14. The non-transitory computer-readable storage medium of claim 8, wherein the defect is located in a function within the first source code, and wherein the constraint limits a number of iterations of a loop of the function.
15. A computing device comprising:
a processor; and
a non-transitory computer-readable storage medium storing computer-readable instructions that, when executed by the processor, cause the computing device to:
identify a security vulnerability in a first source code;
determine a severity of the security vulnerability;
identify a calling code in a second source code that invokes the security vulnerability;
identify a constraint imposed on the security vulnerability by the calling code;
determine that the constraint reduces the severity of the security vulnerability to a reduced severity; and
mitigate the security vulnerability with a technique calibrated to the reduced severity.
16. The computing device of claim 15, wherein the security vulnerability is located in a function within the first source code, and wherein the constraint limits a value of a parameter of the function to a range of allowable values.
17. The computing device of claim 15, wherein the security vulnerability is located in a function within the first source code, and wherein the constraint limits a value of a parameter of the function to an allowable data type.
18. The computing device of claim 15, wherein mitigating the security vulnerability replaces at least a portion of the first source code with a corrected portion.
19. The computing device of claim 15, wherein mitigating the security vulnerability modifies the second source code to include an additional constraint on the security vulnerability.

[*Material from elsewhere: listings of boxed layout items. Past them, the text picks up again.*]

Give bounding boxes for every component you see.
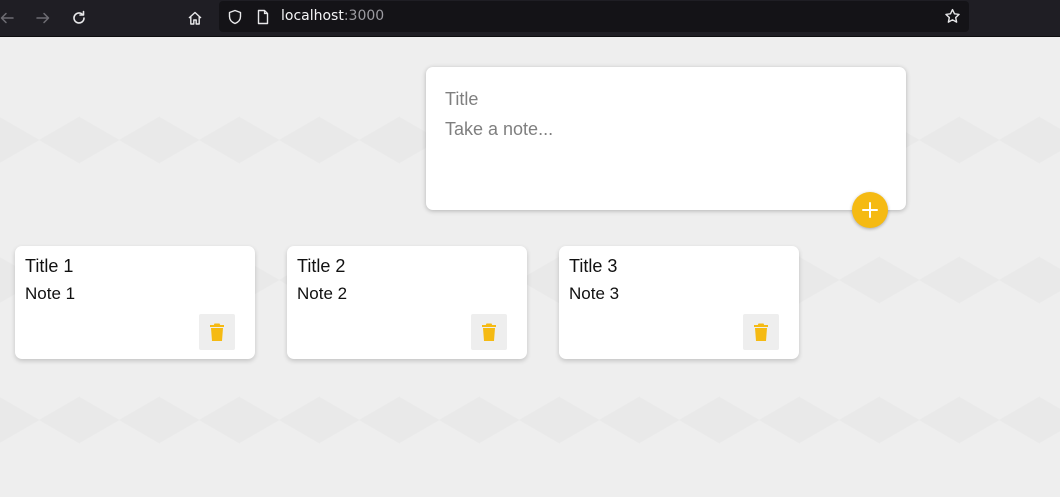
back-button[interactable] [0, 6, 19, 30]
note-title: Title 3 [569, 256, 618, 276]
note-content: Note 1 [25, 284, 76, 303]
note-card: Title 3 Note 3 [559, 246, 799, 359]
note-content: Note 2 [297, 284, 348, 303]
trash-icon [482, 323, 496, 341]
browser-toolbar: localhost:3000 [0, 0, 1060, 37]
delete-note-button[interactable] [743, 314, 779, 350]
reload-button[interactable] [67, 6, 91, 30]
url-bar[interactable]: localhost:3000 [219, 1, 969, 32]
trash-icon [210, 323, 224, 341]
url-host: localhost [281, 8, 344, 24]
trash-icon [754, 323, 768, 341]
delete-note-button[interactable] [199, 314, 235, 350]
star-icon[interactable] [944, 8, 961, 25]
note-content: Note 3 [569, 284, 620, 303]
reload-icon [73, 10, 85, 24]
create-note-form [426, 67, 906, 210]
delete-note-button[interactable] [471, 314, 507, 350]
note-title: Title 1 [25, 256, 74, 276]
forward-arrow-icon [36, 12, 50, 24]
add-note-button[interactable] [852, 192, 888, 228]
forward-button[interactable] [31, 6, 55, 30]
note-title: Title 2 [297, 256, 346, 276]
shield-icon [228, 9, 242, 25]
url-port: :3000 [343, 8, 385, 24]
page-icon [257, 9, 269, 25]
note-card: Title 2 Note 2 [287, 246, 527, 359]
note-card: Title 1 Note 1 [15, 246, 255, 359]
plus-icon [862, 202, 878, 218]
back-arrow-icon [0, 12, 14, 24]
note-content-input[interactable] [445, 119, 885, 179]
home-button[interactable] [183, 6, 207, 30]
url-text[interactable]: localhost:3000 [281, 8, 384, 24]
home-icon [188, 11, 202, 25]
note-title-input[interactable] [445, 87, 885, 111]
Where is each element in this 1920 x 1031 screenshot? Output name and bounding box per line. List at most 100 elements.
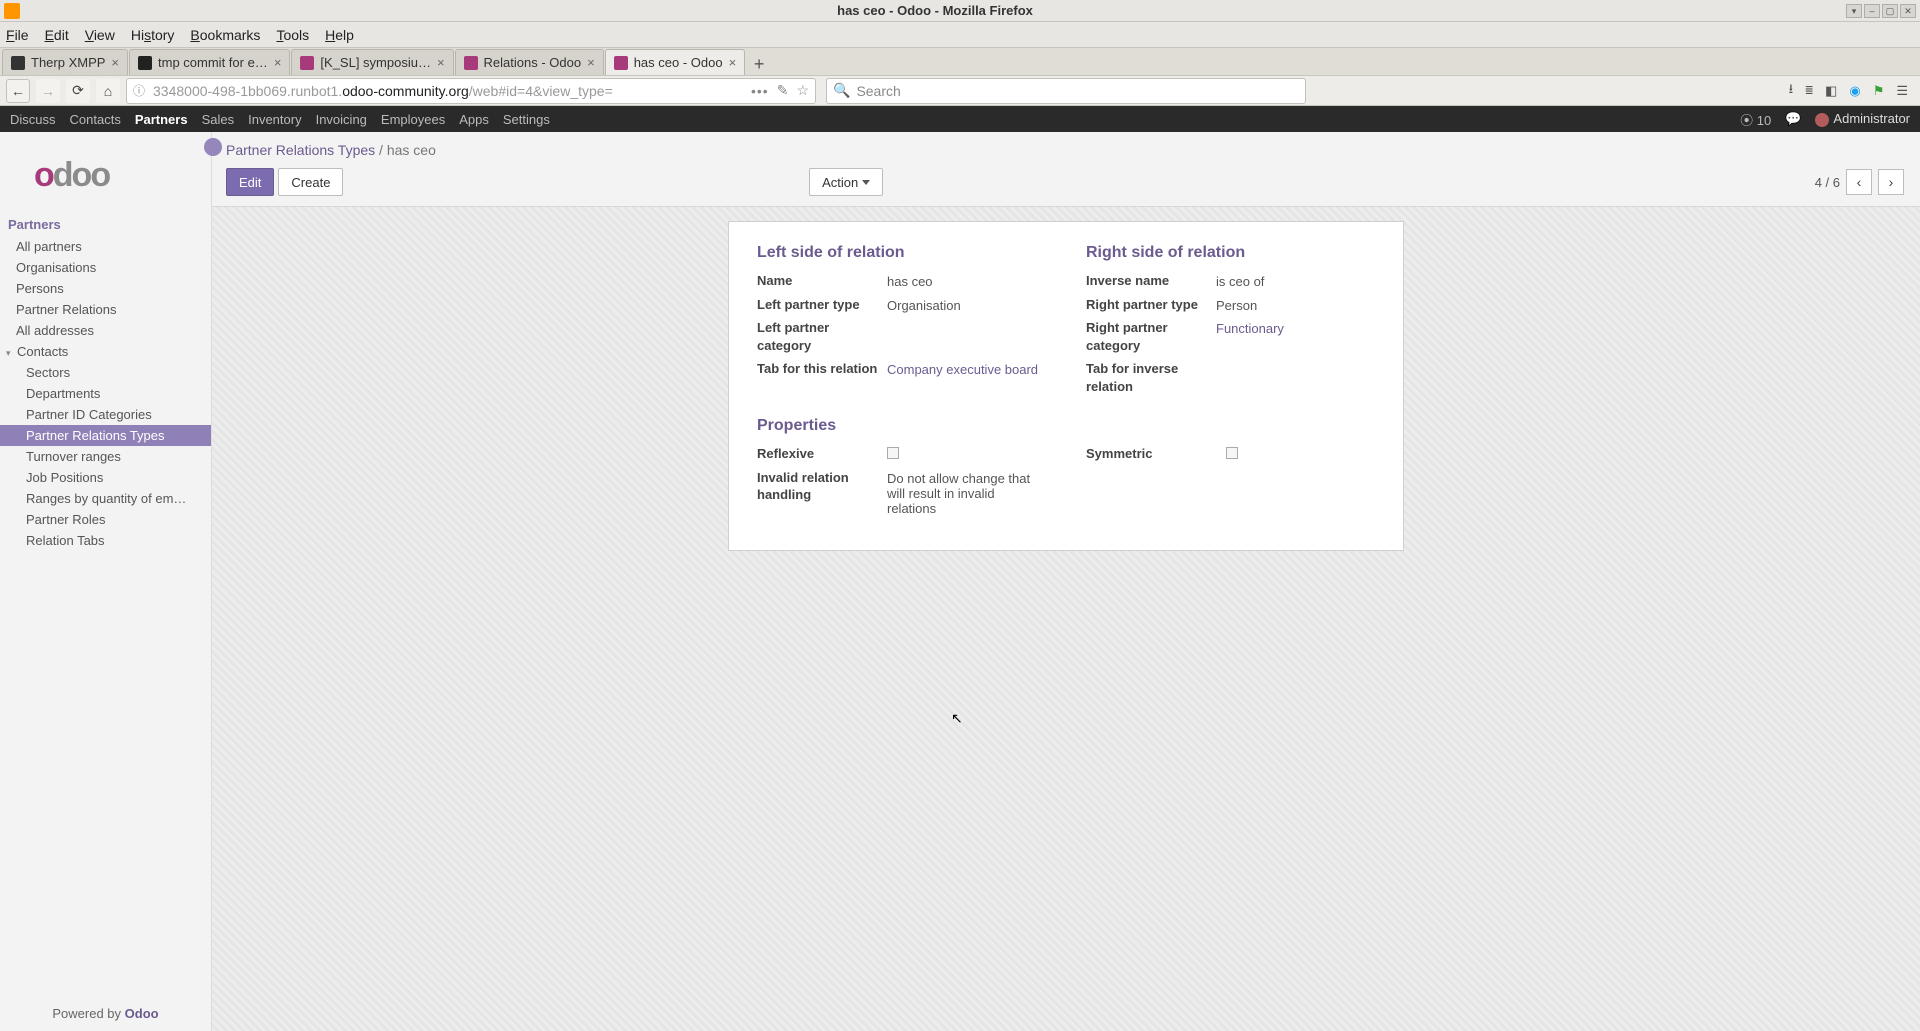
odoo-logo[interactable]: odoo	[0, 132, 211, 213]
right-column: Right side of relation Inverse nameis ce…	[1086, 244, 1375, 401]
label-left-tab: Tab for this relation	[757, 360, 887, 378]
label-reflexive: Reflexive	[757, 445, 887, 463]
extension2-icon[interactable]: ⚑	[1873, 83, 1885, 99]
menu-bookmarks[interactable]: Bookmarks	[190, 27, 260, 43]
nav-item-settings[interactable]: Settings	[503, 112, 550, 127]
reload-button[interactable]: ⟳	[66, 79, 90, 103]
link-left-tab[interactable]: Company executive board	[887, 362, 1038, 377]
tab-close-icon[interactable]: ×	[587, 55, 595, 70]
nav-item-invoicing[interactable]: Invoicing	[316, 112, 367, 127]
sidebar-subitem-7[interactable]: Partner Roles	[0, 509, 211, 530]
window-close-icon[interactable]: ✕	[1900, 4, 1916, 18]
nav-item-sales[interactable]: Sales	[202, 112, 235, 127]
browser-tab-2[interactable]: [K_SL] symposiu… ×	[291, 49, 453, 75]
link-right-category[interactable]: Functionary	[1216, 321, 1284, 336]
sidebar-item-1[interactable]: Organisations	[0, 257, 211, 278]
content-area: Partner Relations Types / has ceo Edit C…	[212, 132, 1920, 1031]
chat-icon[interactable]: 💬	[1785, 111, 1801, 127]
nav-item-apps[interactable]: Apps	[459, 112, 489, 127]
sidebar-item-0[interactable]: All partners	[0, 236, 211, 257]
forward-button[interactable]: →	[36, 79, 60, 103]
window-controls: ▾ – ▢ ✕	[1846, 4, 1920, 18]
window-minimize-icon[interactable]: –	[1864, 4, 1880, 18]
downloads-icon[interactable]: ⭳	[1789, 80, 1794, 102]
tab-label: [K_SL] symposiu…	[320, 55, 431, 70]
search-icon: 🔍	[833, 82, 850, 99]
nav-item-contacts[interactable]: Contacts	[70, 112, 121, 127]
back-button[interactable]: ←	[6, 79, 30, 103]
pager-text[interactable]: 4 / 6	[1815, 175, 1840, 190]
label-invalid-handling: Invalid relation handling	[757, 469, 887, 504]
sidebar-header-partners[interactable]: Partners	[0, 213, 211, 236]
breadcrumb-root[interactable]: Partner Relations Types	[226, 142, 375, 158]
create-button[interactable]: Create	[278, 168, 343, 196]
sidebar-item-contacts[interactable]: Contacts	[0, 341, 211, 362]
browser-tab-3[interactable]: Relations - Odoo×	[455, 49, 604, 75]
sidebar-subitem-1[interactable]: Departments	[0, 383, 211, 404]
browser-navbar: ← → ⟳ ⌂ ⓘ 3348000-498-1bb069.runbot1.odo…	[0, 76, 1920, 106]
pager-prev-button[interactable]: ‹	[1846, 169, 1872, 195]
tab-close-icon[interactable]: ×	[274, 55, 282, 70]
nav-item-inventory[interactable]: Inventory	[248, 112, 301, 127]
user-menu[interactable]: Administrator	[1815, 111, 1910, 127]
sidebar-item-3[interactable]: Partner Relations	[0, 299, 211, 320]
messaging-counter[interactable]: ⦿ 10	[1740, 110, 1771, 129]
nav-item-discuss[interactable]: Discuss	[10, 112, 56, 127]
sidebar-icon[interactable]: ◧	[1825, 83, 1837, 99]
hamburger-icon[interactable]: ☰	[1896, 83, 1908, 99]
menu-view[interactable]: View	[85, 27, 115, 43]
action-dropdown[interactable]: Action	[809, 168, 883, 196]
sidebar-subitem-2[interactable]: Partner ID Categories	[0, 404, 211, 425]
nav-item-employees[interactable]: Employees	[381, 112, 445, 127]
edit-button[interactable]: Edit	[226, 168, 274, 196]
window-maximize-icon[interactable]: ▢	[1882, 4, 1898, 18]
menu-tools[interactable]: Tools	[276, 27, 309, 43]
nav-item-partners[interactable]: Partners	[135, 112, 188, 127]
pager-next-button[interactable]: ›	[1878, 169, 1904, 195]
menu-file[interactable]: File	[6, 27, 29, 43]
favicon-icon	[138, 56, 152, 70]
menu-history[interactable]: History	[131, 27, 175, 43]
menu-edit[interactable]: Edit	[45, 27, 69, 43]
search-bar[interactable]: 🔍 Search	[826, 78, 1306, 104]
tab-label: has ceo - Odoo	[634, 55, 723, 70]
tab-label: tmp commit for e…	[158, 55, 268, 70]
sidebar-subitem-4[interactable]: Turnover ranges	[0, 446, 211, 467]
sidebar-subitem-3[interactable]: Partner Relations Types	[0, 425, 211, 446]
home-button[interactable]: ⌂	[96, 79, 120, 103]
sidebar-item-4[interactable]: All addresses	[0, 320, 211, 341]
sidebar-subitem-0[interactable]: Sectors	[0, 362, 211, 383]
value-right-tab	[1216, 360, 1375, 362]
window-shade-icon[interactable]: ▾	[1846, 4, 1862, 18]
page-actions-icon[interactable]: •••	[751, 83, 769, 99]
tab-close-icon[interactable]: ×	[111, 55, 119, 70]
new-tab-button[interactable]: +	[746, 54, 772, 75]
checkbox-symmetric	[1226, 447, 1238, 459]
label-left-category: Left partner category	[757, 319, 887, 354]
label-left-type: Left partner type	[757, 296, 887, 314]
window-title: has ceo - Odoo - Mozilla Firefox	[24, 3, 1846, 18]
sidebar-subitem-6[interactable]: Ranges by quantity of em…	[0, 488, 211, 509]
search-placeholder: Search	[856, 83, 900, 99]
tab-close-icon[interactable]: ×	[729, 55, 737, 70]
breadcrumb-leaf: has ceo	[387, 142, 436, 158]
form-card: Left side of relation Namehas ceo Left p…	[728, 221, 1404, 551]
bookmark-star-icon[interactable]: ☆	[796, 82, 809, 99]
browser-tab-1[interactable]: tmp commit for e… ×	[129, 49, 290, 75]
extension1-icon[interactable]: ◉	[1849, 83, 1860, 99]
menu-help[interactable]: Help	[325, 27, 354, 43]
label-symmetric: Symmetric	[1086, 445, 1226, 463]
browser-tab-0[interactable]: Therp XMPP×	[2, 49, 128, 75]
app-menubar: File Edit View History Bookmarks Tools H…	[0, 22, 1920, 48]
site-info-icon[interactable]: ⓘ	[133, 82, 145, 99]
value-inverse-name: is ceo of	[1216, 272, 1375, 289]
sidebar-subitem-8[interactable]: Relation Tabs	[0, 530, 211, 551]
reader-mode-icon[interactable]: ✎	[777, 82, 789, 99]
library-icon[interactable]: ≣	[1805, 83, 1813, 98]
browser-tab-4[interactable]: has ceo - Odoo ×	[605, 49, 745, 75]
sidebar-subitem-5[interactable]: Job Positions	[0, 467, 211, 488]
tab-close-icon[interactable]: ×	[437, 55, 445, 70]
sidebar-item-2[interactable]: Persons	[0, 278, 211, 299]
sidebar-footer: Powered by Odoo	[0, 998, 211, 1031]
url-bar[interactable]: ⓘ 3348000-498-1bb069.runbot1.odoo-commun…	[126, 78, 816, 104]
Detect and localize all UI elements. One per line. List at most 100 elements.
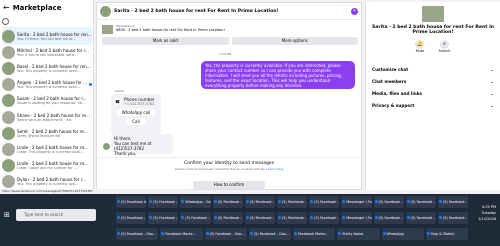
marketplace-sidebar: ← Marketplace Sarita · 2 bed 2 bath hous… [0, 0, 94, 190]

20. The computing device of claim 15, wherein the calling code comprises a first calling code, wherein the constraint comprises a first constraint, wherein the reduced severity comprises a first reduced severity, and wherein the instructions further cause the computing device to:
identify a second calling code in a third source code that invokes the first calling code;
identify a second constraint imposed on the first calling code by the second calling code; and
determine that the second constraint reduces the severity of the security vulnerability to a second reduced severity, wherein the security vulnerability is mitigated with a technique calibrated to the second reduced severity.